Put that gate in front of a vote and you get anonymous voting. Put it in front of an airdrop claim and you get anonymous claims. Put it in front of a withdrawal function and you get the core of a mixer-style withdrawal flow. Same commitment tree, same nullifier idea, same proof pattern. What changes is the function body and the surrounding app logic.

What runs where

The private work usually happens offchain. The user stores the note, and a client app builds the witness and runs the prover to produce the proof. An indexer tracks commitments and Merkle roots. A bundler propagates the UserOperation onchain and an ERC-4337 paymaster sponsors the gas, so a fresh wallet does not need ETH from a user's known wallet first.

The public enforcement happens onchain. The verifier contract checks the proof. The app contract checks valid roots and unused nullifiers, stores the nullifier hash, and runs the public action.

The sensitive UX is note handling. Treat the secret and nullifier like keys. Do not put them in analytics, logs, URLs, error reports, or normal server-side telemetry. Once the note leaks, the privacy is gone, no matter how strong the proof.

The tooling caught up

You do not need to hand-code the underlying cryptography. A common path is to write the circuit in a high-level zero-knowledge language, generate a Solidity verifier, and call that verifier from the app contract.

The right stack depends on the job. Circom with snarkjs is a long-established path for app-level circuits. Noir with Barretenberg is a newer developer-friendly path. Halo2 and gnark are lower-level circuit libraries. zkVMs such as RISC Zero or SP1 prove normal programs, but can be more expensive to prove than a small custom circuit.

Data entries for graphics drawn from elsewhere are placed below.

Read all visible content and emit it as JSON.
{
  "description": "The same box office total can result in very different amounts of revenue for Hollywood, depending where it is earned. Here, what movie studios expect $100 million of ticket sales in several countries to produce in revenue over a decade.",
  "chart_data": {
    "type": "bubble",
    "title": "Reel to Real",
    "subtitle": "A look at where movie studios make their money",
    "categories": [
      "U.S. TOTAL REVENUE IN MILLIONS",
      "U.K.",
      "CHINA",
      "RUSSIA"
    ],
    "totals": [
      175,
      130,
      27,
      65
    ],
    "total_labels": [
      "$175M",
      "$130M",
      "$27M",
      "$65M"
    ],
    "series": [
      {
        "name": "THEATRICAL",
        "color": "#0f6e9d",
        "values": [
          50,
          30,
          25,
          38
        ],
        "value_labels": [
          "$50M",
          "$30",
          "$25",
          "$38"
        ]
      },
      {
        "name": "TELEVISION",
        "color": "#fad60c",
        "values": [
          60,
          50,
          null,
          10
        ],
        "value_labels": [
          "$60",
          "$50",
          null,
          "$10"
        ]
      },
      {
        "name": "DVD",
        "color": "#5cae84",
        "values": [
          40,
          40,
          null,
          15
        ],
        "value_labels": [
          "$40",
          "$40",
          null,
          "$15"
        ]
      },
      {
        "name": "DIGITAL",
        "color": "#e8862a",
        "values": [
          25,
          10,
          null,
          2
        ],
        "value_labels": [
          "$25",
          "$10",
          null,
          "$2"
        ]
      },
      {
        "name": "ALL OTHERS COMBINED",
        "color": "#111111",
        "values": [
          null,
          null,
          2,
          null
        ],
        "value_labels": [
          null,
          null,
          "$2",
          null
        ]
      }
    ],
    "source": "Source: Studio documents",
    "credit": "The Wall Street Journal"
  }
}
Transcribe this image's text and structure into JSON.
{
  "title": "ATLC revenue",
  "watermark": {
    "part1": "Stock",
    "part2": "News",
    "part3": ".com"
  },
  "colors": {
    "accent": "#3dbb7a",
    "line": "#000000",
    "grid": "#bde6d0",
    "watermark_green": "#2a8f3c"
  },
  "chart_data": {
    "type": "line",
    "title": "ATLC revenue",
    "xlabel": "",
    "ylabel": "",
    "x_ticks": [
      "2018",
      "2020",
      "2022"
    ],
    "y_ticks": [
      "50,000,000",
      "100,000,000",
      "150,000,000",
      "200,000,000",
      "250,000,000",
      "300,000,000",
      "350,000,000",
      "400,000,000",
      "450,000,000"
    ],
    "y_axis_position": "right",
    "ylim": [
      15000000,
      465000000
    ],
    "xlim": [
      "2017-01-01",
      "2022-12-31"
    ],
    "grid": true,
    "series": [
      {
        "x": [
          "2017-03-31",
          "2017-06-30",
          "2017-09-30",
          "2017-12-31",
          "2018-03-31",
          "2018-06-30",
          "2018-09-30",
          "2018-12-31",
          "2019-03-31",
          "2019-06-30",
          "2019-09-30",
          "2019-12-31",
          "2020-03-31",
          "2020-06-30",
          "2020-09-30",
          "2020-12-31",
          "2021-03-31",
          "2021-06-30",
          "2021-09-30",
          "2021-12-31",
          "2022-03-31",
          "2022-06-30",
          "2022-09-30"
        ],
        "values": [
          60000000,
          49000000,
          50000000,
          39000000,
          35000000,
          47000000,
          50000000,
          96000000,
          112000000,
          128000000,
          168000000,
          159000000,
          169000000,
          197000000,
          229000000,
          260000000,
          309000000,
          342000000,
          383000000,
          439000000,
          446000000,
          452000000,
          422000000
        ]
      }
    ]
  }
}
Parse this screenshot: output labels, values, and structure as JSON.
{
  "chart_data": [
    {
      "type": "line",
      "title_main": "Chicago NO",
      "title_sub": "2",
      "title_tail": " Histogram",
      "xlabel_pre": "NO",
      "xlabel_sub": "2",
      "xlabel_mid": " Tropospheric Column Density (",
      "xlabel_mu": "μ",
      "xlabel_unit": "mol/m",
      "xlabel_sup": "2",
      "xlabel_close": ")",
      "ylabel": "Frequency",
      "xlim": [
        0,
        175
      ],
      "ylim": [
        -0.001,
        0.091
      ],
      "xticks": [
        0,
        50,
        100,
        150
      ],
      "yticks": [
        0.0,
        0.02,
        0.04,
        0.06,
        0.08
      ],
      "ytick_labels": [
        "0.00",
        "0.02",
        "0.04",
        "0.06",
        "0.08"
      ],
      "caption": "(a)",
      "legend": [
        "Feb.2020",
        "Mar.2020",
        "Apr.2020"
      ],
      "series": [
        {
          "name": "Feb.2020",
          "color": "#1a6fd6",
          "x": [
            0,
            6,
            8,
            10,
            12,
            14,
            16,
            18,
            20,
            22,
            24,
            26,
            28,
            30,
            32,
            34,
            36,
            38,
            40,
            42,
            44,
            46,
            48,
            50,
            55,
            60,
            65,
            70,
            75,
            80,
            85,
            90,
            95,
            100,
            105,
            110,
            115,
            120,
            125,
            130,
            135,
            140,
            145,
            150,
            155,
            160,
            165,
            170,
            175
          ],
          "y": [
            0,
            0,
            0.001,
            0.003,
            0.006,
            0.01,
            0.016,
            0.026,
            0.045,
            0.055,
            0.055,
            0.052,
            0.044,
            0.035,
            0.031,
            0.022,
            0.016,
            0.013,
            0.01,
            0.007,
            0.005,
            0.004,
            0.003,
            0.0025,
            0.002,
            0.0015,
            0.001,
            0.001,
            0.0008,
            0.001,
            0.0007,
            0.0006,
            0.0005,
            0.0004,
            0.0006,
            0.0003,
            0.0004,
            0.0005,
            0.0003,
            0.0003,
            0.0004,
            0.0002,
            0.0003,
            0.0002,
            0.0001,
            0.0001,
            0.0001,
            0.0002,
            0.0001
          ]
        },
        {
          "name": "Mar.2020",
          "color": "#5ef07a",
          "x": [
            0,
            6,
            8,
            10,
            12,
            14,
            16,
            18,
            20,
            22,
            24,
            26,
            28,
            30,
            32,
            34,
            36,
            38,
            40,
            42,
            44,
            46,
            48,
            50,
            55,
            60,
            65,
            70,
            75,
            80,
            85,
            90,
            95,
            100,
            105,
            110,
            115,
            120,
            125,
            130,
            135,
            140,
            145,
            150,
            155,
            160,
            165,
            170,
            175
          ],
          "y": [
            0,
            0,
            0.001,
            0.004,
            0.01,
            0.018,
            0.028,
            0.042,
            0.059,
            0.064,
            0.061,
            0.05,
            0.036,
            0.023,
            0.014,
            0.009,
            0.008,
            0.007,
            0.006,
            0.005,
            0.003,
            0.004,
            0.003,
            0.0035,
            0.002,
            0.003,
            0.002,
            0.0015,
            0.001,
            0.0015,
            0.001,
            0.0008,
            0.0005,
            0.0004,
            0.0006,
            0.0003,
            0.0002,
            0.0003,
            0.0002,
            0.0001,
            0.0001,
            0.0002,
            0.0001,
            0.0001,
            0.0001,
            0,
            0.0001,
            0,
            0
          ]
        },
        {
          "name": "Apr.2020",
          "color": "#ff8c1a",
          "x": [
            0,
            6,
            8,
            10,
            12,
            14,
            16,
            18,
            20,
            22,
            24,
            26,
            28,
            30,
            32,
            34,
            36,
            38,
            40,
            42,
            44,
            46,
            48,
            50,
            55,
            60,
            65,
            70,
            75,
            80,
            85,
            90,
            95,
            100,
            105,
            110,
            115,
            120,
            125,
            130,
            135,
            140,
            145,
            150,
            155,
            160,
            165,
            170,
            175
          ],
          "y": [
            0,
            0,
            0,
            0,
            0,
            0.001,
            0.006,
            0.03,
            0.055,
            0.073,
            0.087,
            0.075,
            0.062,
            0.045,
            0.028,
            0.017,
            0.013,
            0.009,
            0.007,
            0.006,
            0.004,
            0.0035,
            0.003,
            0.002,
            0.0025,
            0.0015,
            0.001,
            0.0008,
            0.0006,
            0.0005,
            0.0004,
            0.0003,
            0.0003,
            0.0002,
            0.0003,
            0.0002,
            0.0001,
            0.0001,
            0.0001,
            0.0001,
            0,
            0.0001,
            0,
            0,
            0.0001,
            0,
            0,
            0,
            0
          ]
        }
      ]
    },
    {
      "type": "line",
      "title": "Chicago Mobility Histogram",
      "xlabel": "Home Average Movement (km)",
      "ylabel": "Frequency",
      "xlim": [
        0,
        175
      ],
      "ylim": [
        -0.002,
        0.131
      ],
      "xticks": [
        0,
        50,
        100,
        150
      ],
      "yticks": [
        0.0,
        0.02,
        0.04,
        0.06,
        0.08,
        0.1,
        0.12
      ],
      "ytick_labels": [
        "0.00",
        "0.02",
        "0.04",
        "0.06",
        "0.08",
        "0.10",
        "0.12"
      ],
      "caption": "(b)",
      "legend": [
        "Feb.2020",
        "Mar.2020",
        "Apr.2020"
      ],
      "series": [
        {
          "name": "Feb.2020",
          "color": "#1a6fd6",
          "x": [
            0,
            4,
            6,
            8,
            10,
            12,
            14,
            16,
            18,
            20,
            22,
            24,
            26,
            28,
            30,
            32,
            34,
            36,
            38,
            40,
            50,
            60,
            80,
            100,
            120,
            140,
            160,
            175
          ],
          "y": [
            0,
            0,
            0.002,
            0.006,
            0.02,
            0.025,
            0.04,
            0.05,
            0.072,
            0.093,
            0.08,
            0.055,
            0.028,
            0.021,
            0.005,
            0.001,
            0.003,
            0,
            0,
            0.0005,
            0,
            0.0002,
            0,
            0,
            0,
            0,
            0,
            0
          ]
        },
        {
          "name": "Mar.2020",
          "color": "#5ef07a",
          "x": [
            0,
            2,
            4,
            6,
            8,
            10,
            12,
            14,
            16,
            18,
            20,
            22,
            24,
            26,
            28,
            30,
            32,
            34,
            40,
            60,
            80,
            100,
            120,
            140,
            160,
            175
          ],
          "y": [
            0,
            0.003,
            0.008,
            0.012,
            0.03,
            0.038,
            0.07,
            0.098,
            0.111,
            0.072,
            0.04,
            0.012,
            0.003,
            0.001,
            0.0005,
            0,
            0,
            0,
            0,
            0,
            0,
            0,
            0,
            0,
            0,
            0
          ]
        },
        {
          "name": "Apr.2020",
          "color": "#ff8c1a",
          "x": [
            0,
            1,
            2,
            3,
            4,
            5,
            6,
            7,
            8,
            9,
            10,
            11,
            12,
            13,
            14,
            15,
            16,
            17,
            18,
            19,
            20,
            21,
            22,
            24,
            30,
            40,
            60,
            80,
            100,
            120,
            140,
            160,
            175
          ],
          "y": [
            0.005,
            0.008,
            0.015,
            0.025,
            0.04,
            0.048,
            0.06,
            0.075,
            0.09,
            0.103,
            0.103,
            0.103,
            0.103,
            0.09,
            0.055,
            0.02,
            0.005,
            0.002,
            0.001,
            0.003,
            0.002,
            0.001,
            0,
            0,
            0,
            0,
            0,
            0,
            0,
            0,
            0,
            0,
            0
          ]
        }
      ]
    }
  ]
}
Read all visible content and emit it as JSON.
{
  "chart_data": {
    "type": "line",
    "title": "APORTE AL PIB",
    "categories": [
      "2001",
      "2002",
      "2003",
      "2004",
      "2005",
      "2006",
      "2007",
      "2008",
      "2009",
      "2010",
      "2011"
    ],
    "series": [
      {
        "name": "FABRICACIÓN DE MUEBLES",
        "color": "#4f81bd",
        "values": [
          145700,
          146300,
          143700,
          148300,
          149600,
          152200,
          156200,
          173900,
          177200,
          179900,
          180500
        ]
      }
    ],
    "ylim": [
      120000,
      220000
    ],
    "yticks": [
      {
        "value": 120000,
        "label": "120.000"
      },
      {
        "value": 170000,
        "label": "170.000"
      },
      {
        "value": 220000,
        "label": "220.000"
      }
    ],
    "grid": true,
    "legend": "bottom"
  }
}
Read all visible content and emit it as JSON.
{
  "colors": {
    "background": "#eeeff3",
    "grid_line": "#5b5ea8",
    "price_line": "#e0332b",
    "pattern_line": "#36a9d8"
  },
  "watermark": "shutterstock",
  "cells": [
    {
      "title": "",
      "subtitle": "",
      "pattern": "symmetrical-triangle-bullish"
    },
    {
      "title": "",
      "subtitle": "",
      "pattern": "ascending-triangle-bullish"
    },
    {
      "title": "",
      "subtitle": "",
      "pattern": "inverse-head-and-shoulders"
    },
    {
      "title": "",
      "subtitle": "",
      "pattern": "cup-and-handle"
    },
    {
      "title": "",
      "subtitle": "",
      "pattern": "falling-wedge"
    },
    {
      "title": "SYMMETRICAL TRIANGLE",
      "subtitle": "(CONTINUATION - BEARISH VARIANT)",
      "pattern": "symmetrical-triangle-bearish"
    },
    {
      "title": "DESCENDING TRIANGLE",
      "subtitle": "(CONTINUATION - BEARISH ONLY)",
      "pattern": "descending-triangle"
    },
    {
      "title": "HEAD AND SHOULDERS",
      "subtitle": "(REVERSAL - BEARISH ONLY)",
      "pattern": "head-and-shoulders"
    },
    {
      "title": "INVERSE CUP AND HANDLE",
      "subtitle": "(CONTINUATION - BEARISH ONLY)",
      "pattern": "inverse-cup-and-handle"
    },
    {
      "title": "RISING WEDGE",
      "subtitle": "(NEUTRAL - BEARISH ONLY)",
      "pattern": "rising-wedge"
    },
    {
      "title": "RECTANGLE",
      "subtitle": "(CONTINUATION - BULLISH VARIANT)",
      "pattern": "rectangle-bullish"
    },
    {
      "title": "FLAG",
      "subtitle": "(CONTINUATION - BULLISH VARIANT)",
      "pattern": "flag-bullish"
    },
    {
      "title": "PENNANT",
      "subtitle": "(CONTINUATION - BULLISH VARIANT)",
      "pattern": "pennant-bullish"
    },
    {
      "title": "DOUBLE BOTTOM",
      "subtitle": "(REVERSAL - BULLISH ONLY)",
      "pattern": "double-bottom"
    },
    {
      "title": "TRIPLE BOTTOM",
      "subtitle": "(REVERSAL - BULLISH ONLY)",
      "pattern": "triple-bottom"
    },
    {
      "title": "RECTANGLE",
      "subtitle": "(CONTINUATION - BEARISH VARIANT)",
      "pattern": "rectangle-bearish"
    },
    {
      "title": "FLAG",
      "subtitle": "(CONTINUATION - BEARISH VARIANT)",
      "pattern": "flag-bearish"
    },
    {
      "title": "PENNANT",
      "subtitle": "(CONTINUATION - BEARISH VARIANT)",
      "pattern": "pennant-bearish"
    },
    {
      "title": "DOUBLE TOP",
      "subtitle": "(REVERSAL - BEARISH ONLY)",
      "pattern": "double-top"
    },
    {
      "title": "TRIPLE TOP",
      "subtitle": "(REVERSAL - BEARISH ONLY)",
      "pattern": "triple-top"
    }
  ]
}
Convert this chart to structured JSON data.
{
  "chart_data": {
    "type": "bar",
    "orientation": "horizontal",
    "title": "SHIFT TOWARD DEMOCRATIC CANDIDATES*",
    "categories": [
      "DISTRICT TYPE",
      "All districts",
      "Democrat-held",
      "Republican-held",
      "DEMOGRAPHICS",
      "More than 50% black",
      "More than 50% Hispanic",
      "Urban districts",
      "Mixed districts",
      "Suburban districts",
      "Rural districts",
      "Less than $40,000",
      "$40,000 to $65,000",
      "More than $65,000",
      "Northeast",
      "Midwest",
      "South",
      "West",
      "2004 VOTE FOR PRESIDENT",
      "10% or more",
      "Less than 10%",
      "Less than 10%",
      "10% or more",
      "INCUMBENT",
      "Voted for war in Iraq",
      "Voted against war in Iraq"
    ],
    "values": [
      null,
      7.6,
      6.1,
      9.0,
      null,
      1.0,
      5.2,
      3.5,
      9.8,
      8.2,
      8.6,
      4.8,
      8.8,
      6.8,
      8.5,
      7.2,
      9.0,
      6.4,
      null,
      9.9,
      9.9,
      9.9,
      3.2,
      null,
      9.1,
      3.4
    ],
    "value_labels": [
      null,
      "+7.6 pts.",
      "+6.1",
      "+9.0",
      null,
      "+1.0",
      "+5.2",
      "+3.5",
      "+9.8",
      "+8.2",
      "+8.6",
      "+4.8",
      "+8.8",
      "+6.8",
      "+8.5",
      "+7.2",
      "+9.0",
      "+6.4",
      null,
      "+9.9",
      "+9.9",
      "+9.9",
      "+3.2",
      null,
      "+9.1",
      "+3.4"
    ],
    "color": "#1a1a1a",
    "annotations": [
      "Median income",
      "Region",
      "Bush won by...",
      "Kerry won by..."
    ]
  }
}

For anonymous membership, reach for an existing protocol before writing your own circuit. Semaphore packages group membership and nullifier-based double-use prevention into contracts and JavaScript libraries. For private voting and governance, MACI is the specialized path because it adds anti-collusion properties. Mature protocols are often safer than new circuits.

The proof is not enough

Even a perfect proof fails if the wallet flow leaks the link. Register from wallet A and later act from wallet A, and anyone watching can connect the transactions. Fund wallet B from wallet A right before acting, and that funding transaction creates the same problem.

This is why bundlers and paymasters matter. The acting wallet should be fresh, and it should not need to receive ETH from a wallet the user is trying to separate from the action.

The same problem exists offchain. Submitting registration and action transactions from the same IP address, RPC provider, or session can weaken the privacy the circuit provides. Frontends can leak through analytics, local storage, and support logs. A zero-knowledge proof hides the values inside the proof. It does not hide everything around the transaction.

Public inputs are another place privacy apps fail. Anything marked public in the circuit, emitted as an event, included in calldata, or stored by the contract is visible. Review public inputs as carefully as access control on a Solidity contract.

What this changes for builders

Privacy on Ethereum is shippable. Builders can compose the pieces into real applications. The stack is a circuit for the private statement, a verifier for proof checking, an app contract for public rules, an indexer for Merkle data, and a bundler plus paymaster for unlinkable submission and gas sponsorship.

The hard parts are product design, key management, metadata hygiene, audits, and growing the anonymity set. Get any of them wrong and the privacy the proof gave is gone.